Can A New Sibling Cause Sleep Regression?

With the expectation of a new baby, everyone can get caught up in the excitement of adding a new person to the family — even the other little members of your clan. Once the baby is born, everyone is basking in the specific joy of a newborn honeymoon, when everything is peachy and all feels right with the world. But after the sun sets on that phase reality sets in, and with it comes some unforeseen issues. When you're in the middle of growing your family, no one tells you how a new sibling can cause sleep regression in your other child, but it is completely possible.

The age of your child when the new baby joins the crew can be an important factor in the probability of sleep regression happening; this goes for nighttime waking as well as nap skipping and shortened nap times. As the Baby Sleep Site explained, children around the age of two are likely to have disrupted sleep patterns in the midst of big transitions, such as a new sibling being born. If you notice this happening with your little one, you may want to take a look at how your interactions and quality time with your older child has changes since the new baby came along.

According to the website for What To Expect, regressions can have an underlying meaning, such as your child wanting more of your attention. A newborn can consume a lot of your attention, so fighting to stay up with later and hang with mama may have more to do with getting extra snuggles and stories and less about a serious sleep problem. The good news in, whether you're experiencing this situation now or anticipate this happening once your baby is born, there are steps you can take to make things easier on you and your little one.

If you have already brought your new bundle home and are seeing signs of sleep regression in your other child, Kids Health suggested talking to your kids about feelings this transition may bring up and reinforcing how much you love and value them. It's also a good idea to keep in mind that when kids are still too little to express how they feel with words, they often use behavior to act out. Having that understanding in mind will help you keep perspective when you feel your patience slipping away.

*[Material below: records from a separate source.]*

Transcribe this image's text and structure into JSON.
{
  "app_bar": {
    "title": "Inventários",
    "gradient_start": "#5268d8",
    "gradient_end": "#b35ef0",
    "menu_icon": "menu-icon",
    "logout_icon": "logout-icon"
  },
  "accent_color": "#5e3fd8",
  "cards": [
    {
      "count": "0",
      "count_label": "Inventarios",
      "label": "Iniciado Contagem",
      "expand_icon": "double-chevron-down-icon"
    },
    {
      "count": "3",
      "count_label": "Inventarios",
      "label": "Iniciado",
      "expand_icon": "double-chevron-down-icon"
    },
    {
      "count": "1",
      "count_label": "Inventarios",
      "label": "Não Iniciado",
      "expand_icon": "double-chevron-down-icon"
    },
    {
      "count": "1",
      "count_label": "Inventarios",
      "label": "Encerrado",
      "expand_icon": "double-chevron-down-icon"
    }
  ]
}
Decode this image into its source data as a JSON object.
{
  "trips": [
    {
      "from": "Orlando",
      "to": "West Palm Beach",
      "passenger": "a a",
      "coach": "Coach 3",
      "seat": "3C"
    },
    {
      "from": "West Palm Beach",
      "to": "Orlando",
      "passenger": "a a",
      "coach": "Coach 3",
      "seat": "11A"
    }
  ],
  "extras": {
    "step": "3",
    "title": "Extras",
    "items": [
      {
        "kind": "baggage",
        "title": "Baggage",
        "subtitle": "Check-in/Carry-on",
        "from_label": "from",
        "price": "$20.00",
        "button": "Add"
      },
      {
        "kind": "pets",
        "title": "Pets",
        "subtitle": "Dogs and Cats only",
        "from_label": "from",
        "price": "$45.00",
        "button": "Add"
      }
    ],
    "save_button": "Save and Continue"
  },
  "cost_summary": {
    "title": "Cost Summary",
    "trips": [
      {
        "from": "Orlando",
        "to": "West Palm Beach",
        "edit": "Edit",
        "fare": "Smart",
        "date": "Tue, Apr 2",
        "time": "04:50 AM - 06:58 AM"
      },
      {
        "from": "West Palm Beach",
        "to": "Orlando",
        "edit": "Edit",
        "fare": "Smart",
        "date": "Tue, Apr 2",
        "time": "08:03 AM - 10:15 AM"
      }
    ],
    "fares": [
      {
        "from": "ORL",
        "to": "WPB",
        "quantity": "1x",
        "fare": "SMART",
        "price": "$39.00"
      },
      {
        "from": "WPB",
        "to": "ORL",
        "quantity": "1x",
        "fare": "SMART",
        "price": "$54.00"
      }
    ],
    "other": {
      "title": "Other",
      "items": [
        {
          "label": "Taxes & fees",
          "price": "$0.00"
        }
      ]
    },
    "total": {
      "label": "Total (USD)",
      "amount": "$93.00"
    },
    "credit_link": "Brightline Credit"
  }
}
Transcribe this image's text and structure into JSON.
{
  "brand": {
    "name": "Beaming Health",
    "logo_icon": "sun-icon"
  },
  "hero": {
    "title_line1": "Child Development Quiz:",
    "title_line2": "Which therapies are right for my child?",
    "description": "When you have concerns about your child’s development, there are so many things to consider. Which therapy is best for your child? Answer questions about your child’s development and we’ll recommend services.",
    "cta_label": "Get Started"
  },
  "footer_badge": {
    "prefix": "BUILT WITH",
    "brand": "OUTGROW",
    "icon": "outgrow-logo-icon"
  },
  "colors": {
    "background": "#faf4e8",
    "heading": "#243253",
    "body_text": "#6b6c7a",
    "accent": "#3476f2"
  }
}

Want to take steps to avoid sleep regression? You'll want to start before the baby arrives. According to Parents magazine, laying some groundwork for the changes that are about to happen in the household can lessen undesirable responses from older children. In addition to explaining how a new baby will make things different for your family, hold off on any other transitions such as potty training or changing bedrooms, or starting a new preschool or school.

No matter what your situation, if your toddler is experiencing sleep regression, you can always bounce back. Aside from making sure your child receives plenty of one-on-one time during the day, make sure to stay consistent at bedtime, as Mayo Clinic suggested. Sticking to a regular routine around the same time each night will reinforce good sleep habits for you child. Most importantly, keep in mind that this is just temporary and you can get through it.